Same dilemma here OP.
We have a 2 and a half year old. Originally planned to start TTC in May / June but now feeling very hesitant. I don't think 5 weeks of pure childcare have helped either. I'm 33 but dc1 was conceived straight away. I think ultimately we will wait a few extra months and see where we're at in August.
I'm also same situation. Really, really want to start TTCing no. 2 now - DS is 22 months and took two years and three miscarriages so I'm worried that delaying for too long would mean never having a second child. My big fear is not knowing if coronavirus causes any problems in developing pregnancies or how high risk pregnant women are
DH and I's current agreement - he really wanted us to just keep on trying - is that we'll think about it again in July and tbh I think we probably will start trying again then.
We have put off TTC until next year, I’m too stressed at the moment as it is, and I don’t want hoping for a positive pregnancy test to add to that.
It depends on your age, I’m 31 and dp is 33, so we have a bit of time on our side. Hopefully everything will work out. Good luck with whatever you decide!
I’m 16 weeks pregnant. Not my first so I guess I’m a bit less anxious than I might otherwise be. I don’t mind going to scans alone (wouldn’t be my preference but it’s not that bad- appreciate I might have felt differently if it was my first). I can understand why people are holding off, but in my case I’m nearly 40 so waiting much longer wouldn’t have been an option for us. Or not an option I’d have wanted to take anyway.

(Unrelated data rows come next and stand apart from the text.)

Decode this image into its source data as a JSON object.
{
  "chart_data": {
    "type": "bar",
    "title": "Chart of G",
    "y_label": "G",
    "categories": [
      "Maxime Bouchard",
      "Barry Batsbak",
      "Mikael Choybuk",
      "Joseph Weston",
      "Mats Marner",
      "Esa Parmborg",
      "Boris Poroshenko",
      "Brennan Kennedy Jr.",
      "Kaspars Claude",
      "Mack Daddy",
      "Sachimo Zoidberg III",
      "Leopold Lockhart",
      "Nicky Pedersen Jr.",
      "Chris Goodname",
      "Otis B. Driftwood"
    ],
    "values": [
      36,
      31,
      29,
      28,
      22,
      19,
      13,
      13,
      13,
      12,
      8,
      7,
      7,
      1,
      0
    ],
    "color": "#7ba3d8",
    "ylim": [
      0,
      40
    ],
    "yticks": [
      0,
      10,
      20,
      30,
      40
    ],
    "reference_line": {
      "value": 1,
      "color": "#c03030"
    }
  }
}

We have not too long had our third dc and were debating on having one more. I wanted to have a small age gap if we did because of my age mainly and because I wouldn't want our older two dc to be constrained by much younger siblings. This would mean ttc soon. I think for us cv has made that decision for us as I would not chose to be pregnant now if i'm honest. This will mean no more dc for us I imagine now which does make me sad but I'm incredibly fortunate and grareful for the dc we have.
However as others have said, it really depends on your situation...how old you are and whether you would mind risking a much larger age gap than you'd hoped for etc. If I was older and it was my first dc for example, I would probably go ahead.
We had been discussing trying for a 3rd and had pretty much decided to go for it but have shelved it for now.
I'm nearly 37 and I don't want a baby past 40 so, given we don't know how long this will last or how quickly we will concieve, then there is a good chance that it just won't happen.
I was thinking of TTC number 2 at the end of the year having given birth in November but I just don't see it happening now. I wanted a smallish age gap but I just don't think I could do it with all the uncertainty. Have agreed to wait until a vaccine is developed!
Currently ttc our first
Won’t be stopping! It could take ages to get pregnant - I’d be so annoyed at myself if I put it off a year or 2 and then struggled - I’d be always wondering what if I’d started earlier!
Also now is a good time as husband and I are home together and have plenty of free time to try 😂😂
We already live in a different country to our families so they aren’t relied on for help/childcare anyway!
Obviously be a bit crap if husband can’t come to scans - but not the biggest deal!
Other than that I’ve not got much concerns?
I’ll be working from home for the foreseeable anyway - no commute, can stay safe at home for most of not all of the pregnancy!
My whole year of plans has already been taken from me already (holidays, music festivals, trip home to family for a week etc) so being pregnant would be amazing and make up for such a shite year that we’ve had so far!
I’m 25 weeks with my second. If it was my first I would be feeling a lot more anxious. At least I know what is likely to happen. It’s not ideal but I’m 39 so couldn’t have waited more than a year. Coronavirus has wrecked all plans for this year so being pregnant isn’t such a bad idea.
Glad to read I’m not the only one affected by this. Feeling really anxious about having to wait until I’m potentially 35 odd before even getting to start TTC.